Victoria Sponge Cake
Victoria Sponge Cake

Victoria Sponge Cake

A delicious old favourite, loved by the whole family.

YIELDS

12

PREPARATION

15 mins

COOKING

23 mins

INGREDIENTS

  • 110g Tate & Lyle White Sugar with Stevia
  • 225g butter (softened)
  • 4 large free range eggs
  • 1 tsp vanilla bean paste
  • 225g self raising flour
  • 2 tsp baking powder
  • 2 to 3 tbsp skimmed milk
  • 284ml pot half fat double cream alternative
  • 200g fresh raspberries
  • Tate & Lyle Fairtrade Icing Cane Sugar for dusting

HOW TO MAKE THIS RECIPE

  1. Pre-heat the oven to 180ºC/Gas 4 (if using a fan-assisted oven adjust the temperature according to instructions). Grease and base line two 20cm sandwich tins. Beat the butter and Tate & Lyle White Sugar with Stevia with an electric mixer until pale and fluffy. Beat eggs together with vanilla bean paste. Gradually add the egg mixture, beating well each time. (Add a little flour to the mix if it looks as if it might curdle).
  2. Sift together the flour and baking powder over the mixture and fold in using a large metal spoon with enough milk to make a soft dropping consistency. Divide between the tins and level with a palette knife. Bake in the oven for 20-25 minutes or until well risen, firm to touch and shrinking away from the sides of the tin. Leave to cool in the tin for 5 minutes, then turn out and leave to cool on a wire rack (discard the lining paper).
  3. Place one cake on a plate and spread with whipped cream.
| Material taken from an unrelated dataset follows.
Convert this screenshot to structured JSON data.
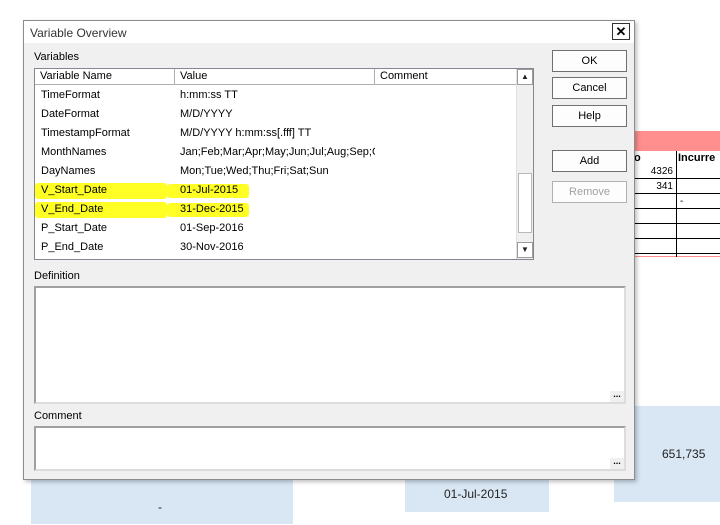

Arrange the raspberries on top of the cream and place the second cake on top. Dust liberally with Tate & Lyle Fairtrade Icing Cane Sugar.

GET THE KIDS INVOLVED:

They will love spreading on the filling and arranging the raspberries as well as dusting the cake with Tate & Lyle Fairtrade Icing Cane Sugar and cocoa.

CHEF'S TIP

If you prefer a chocolate sponge, use 115g Tate & Lyle White Sugar with Stevia, 200g self raising flour and 25g cocoa powder, sifted and then simply follow the method above. You may find you need to use slightly more milk. Don’t worry if a few cracks appear on the surface of the cake – this is normal for a chocolate cake.